A história que abra este volume vai soar familiar e evocar boas memórias a quem (re)conhece o universo de Chlorophylle e os seus confrontos com Anthracite e os seus acólitos, com aquela ratazana agora substituída pela pérfida Lucrécia, e também pelo regresso, embora pontual, de Sibylline a(os seus) ambientes citadinos (de origem). Mas, neste relato, como no seguinte, entre assaltos e tentativas de controlo, onde tudo se poderia resumir a confrontos (mais ou menos ingénuos) entre o Bem e o Mal, os autores decidem dar um passo em frente e, de forma natural, incluem nos diálogos ou no decorrer dos relatos, apontamentos que hoje nos soam estranhamente actuais - e incómodos: machismo, brutalidade policial, racismo, desconfiança do estranho - do estrangeiro, do diferente... Ou um inimigo (literalmente) assado pelo reactor de um avião.

Aparentemente pequenos nadas aqui e ali, que parecem surgir deslocados pela doçura dos protagonistas e dos cenários, mas que na verdade não são mais do que o prolongamento neste universo animalista, da ferocidade que há no ser humano.

Mais à frente, já sozinho ao leme desta banda desenhada clássica mas incontornável, Macherot ressuscita o tom fantástico que já usara anteriormente, ao mesmo tempo que - em novo choque entre o tom do que narra e o que vemos, entre a utopia da temática e a crueza do real - quase esquece - ou esquece mesmo - Sibylline e Taboum para dar o protagonismo ao corvo Flouzemaker, mais dúbio e amoral.

Este realismo cru - em toada de aventura policial ou numa inesperada cumplicidade com o irreal - assume outros matizes, como o facto de os 'noivos' Sibilline e Taboum dormirem juntos, e explode quando a violência latente (em qualquer sociedade) encontra a sua válvula de escape e assistimos ao trespassar (literal) de um vilão, ao esmagar entre duas pedras (literal também) de um protagonista incómodo ou ao devorar (mais uma vez literal) de dois cúmplices pelo último elemento de um trio de facínoras...

Tudo isto, reforço mais uma vez, em contraste com o traço agradável, 'fofo ', expressivo e dinâmico de Macherot, embora nesta fase da sua carreira surja muitas vezes um pouco mais duro, um pouco mais sujo, um pouco mais negligente, em oposição à luminosidade e leveza que antes o caracterizava.

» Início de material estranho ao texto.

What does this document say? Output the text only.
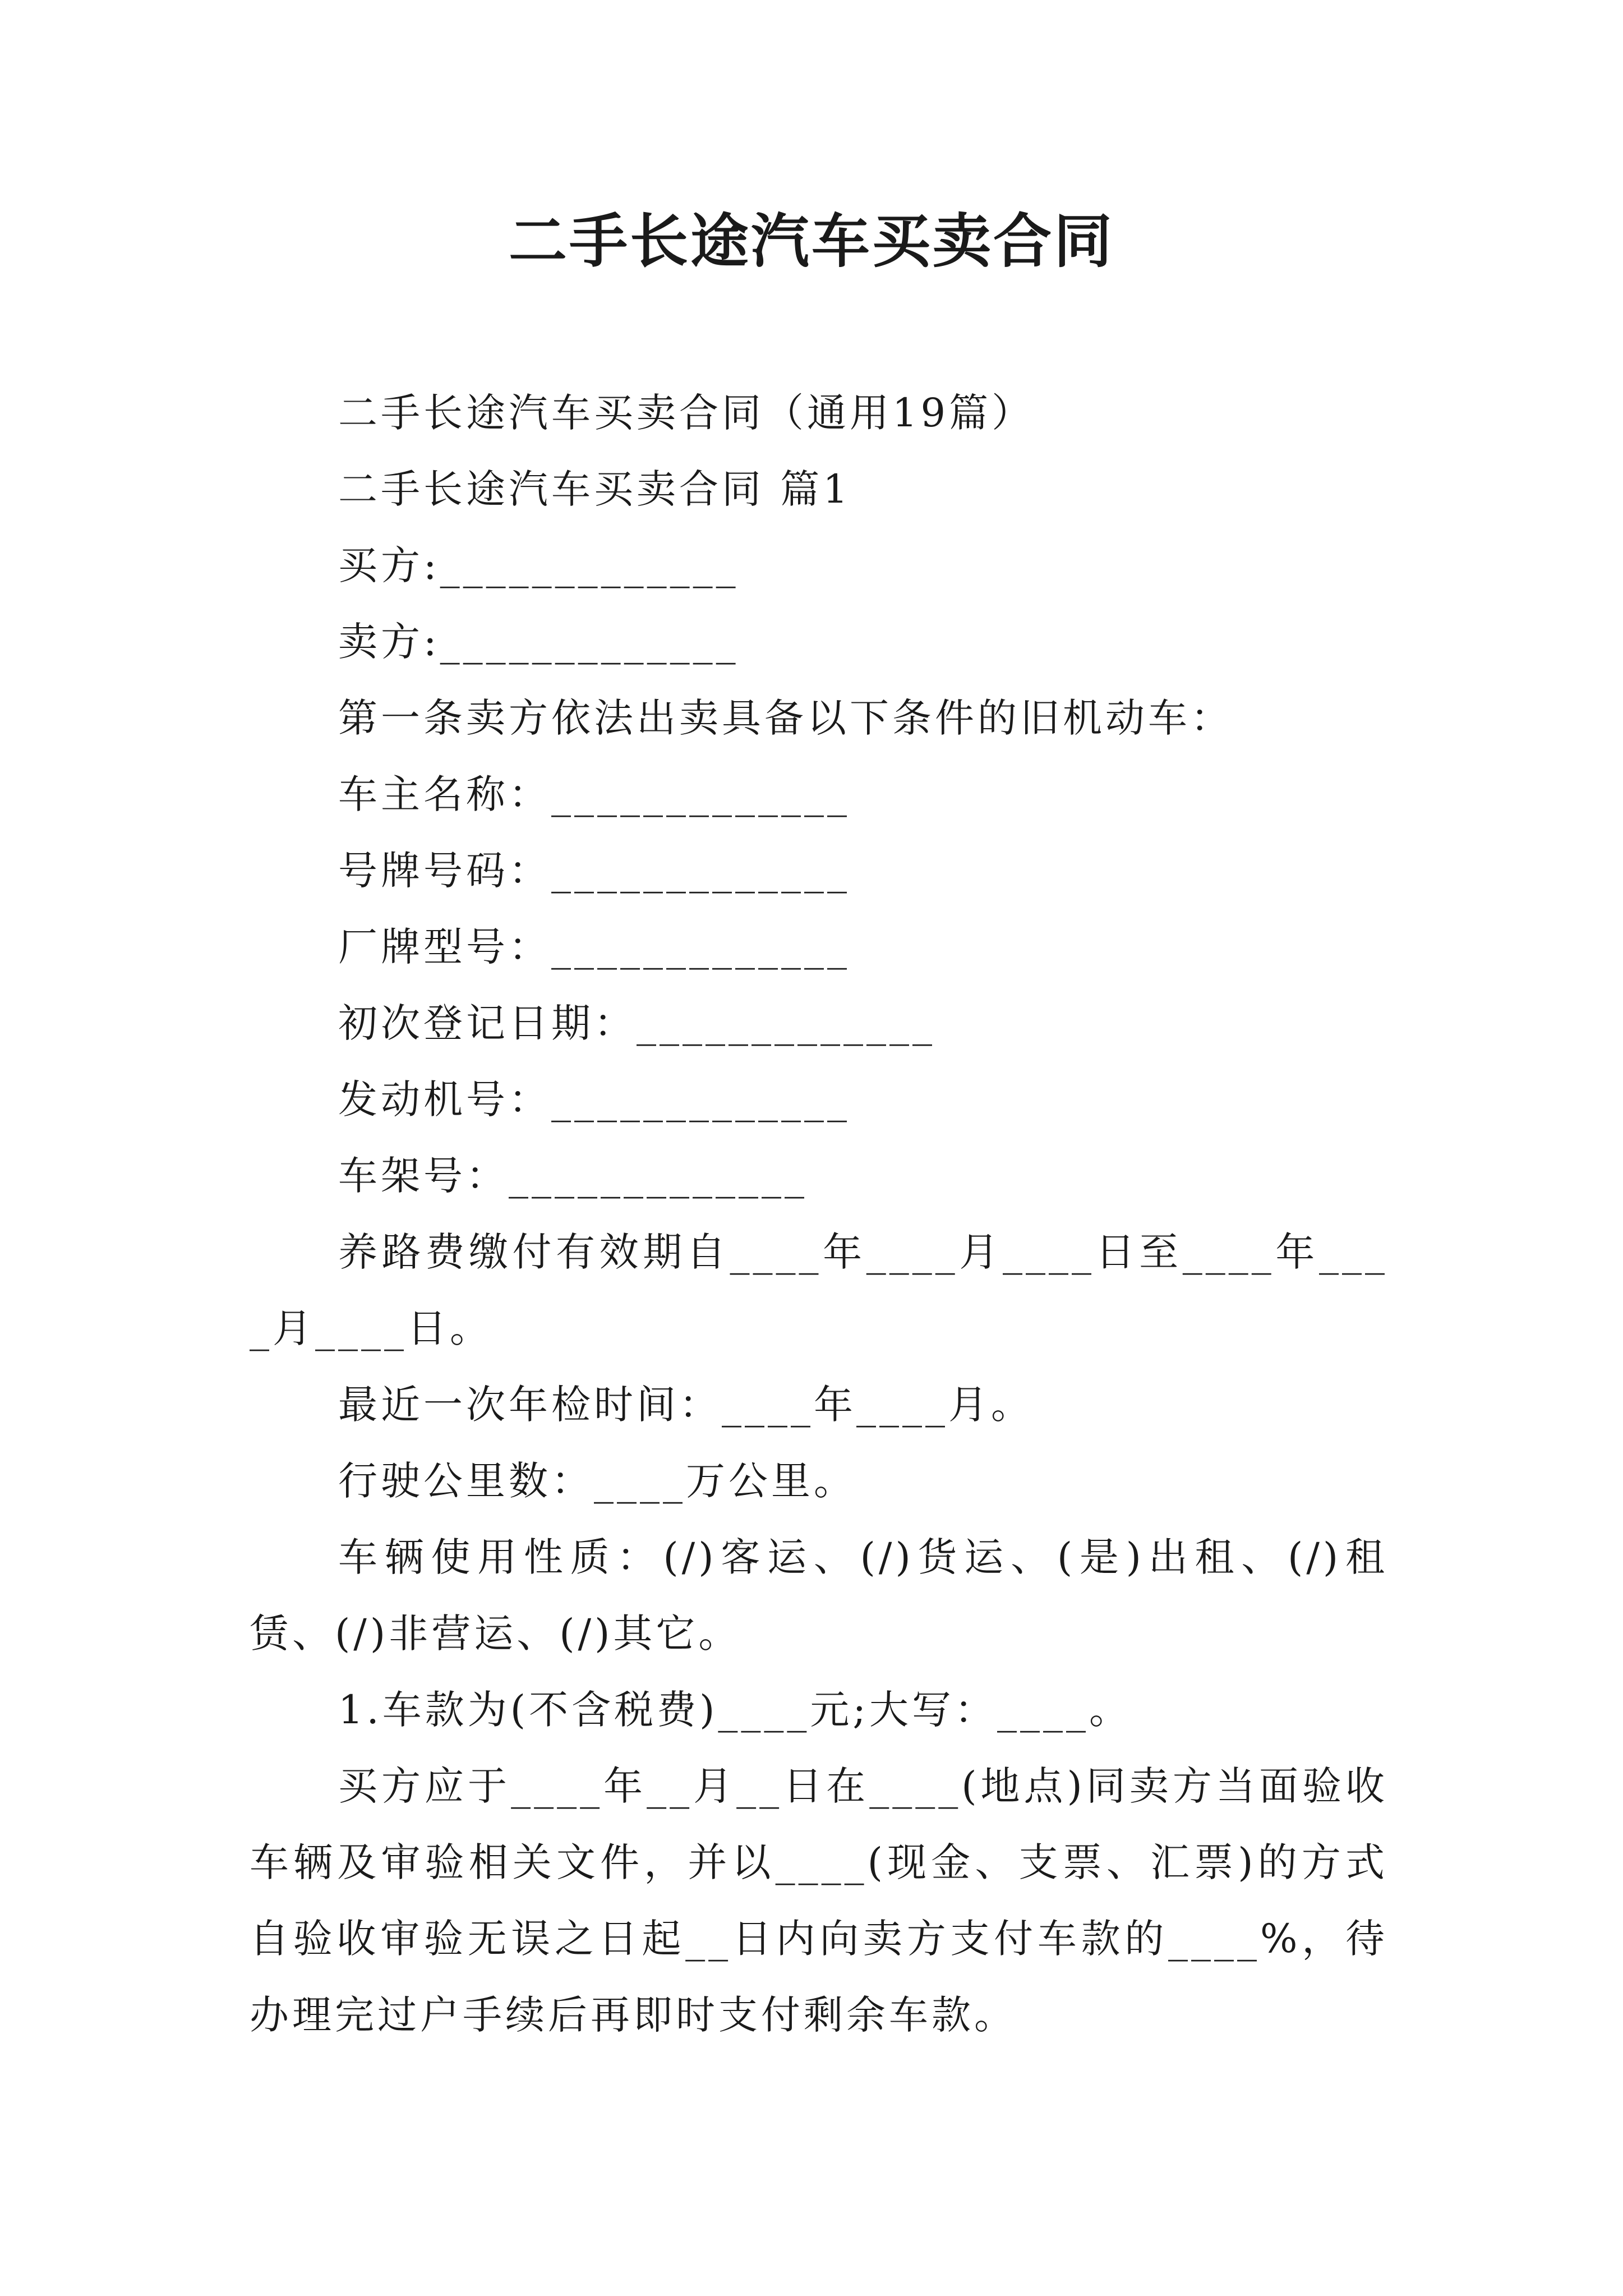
二手长途汽车买卖合同

二手长途汽车买卖合同（通用19篇）

二手长途汽车买卖合同 篇1

买方:_____________

卖方:_____________

第一条卖方依法出卖具备以下条件的旧机动车：

车主名称：_____________

号牌号码：_____________

厂牌型号：_____________

初次登记日期：_____________

发动机号：_____________

车架号：_____________

养路费缴付有效期自____年____月____日至____年____月____日。

最近一次年检时间：____年____月。

行驶公里数：____万公里。

车辆使用性质：(/)客运、(/)货运、(是)出租、(/)租赁、(/)非营运、(/)其它。

1.车款为(不含税费)____元;大写：____。

买方应于____年__月__日在____(地点)同卖方当面验收车辆及审验相关文件，并以____(现金、支票、汇票)的方式自验收审验无误之日起__日内向卖方支付车款的____%，待办理完过户手续后再即时支付剩余车款。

Sinais, possivelmente, da depressão que o afectava nesta altura da sua vida - e da sua carreira - o que também tornou mais espaçadas as aventuras da pequena Sibylline.


Nota final de alguma estranheza para o dossier - curto - que abre este volume pois, ao contrário do habitual, não se centra nas histórias que o compõem, mas explora em grande parte as histórias que o antecederam, o que esvazia um pouco a sua pertinência, embora permita de igual modo conhecer o autor e o contexto das suas criações.


Sibylline 10975-1982
Integral 3
Raymond Macherot e Paul Deliège (argumento)
Raymond Macherot (desenho)
Casterman
França, Junho de 2012
217 x 288 mm, 216 p., cor, capa dura
ISBN : 9782203050228
25,00 €

(capa disponibilizada pela Casterman; clicar nas imagens para as aproveitar em toda a sua extensão)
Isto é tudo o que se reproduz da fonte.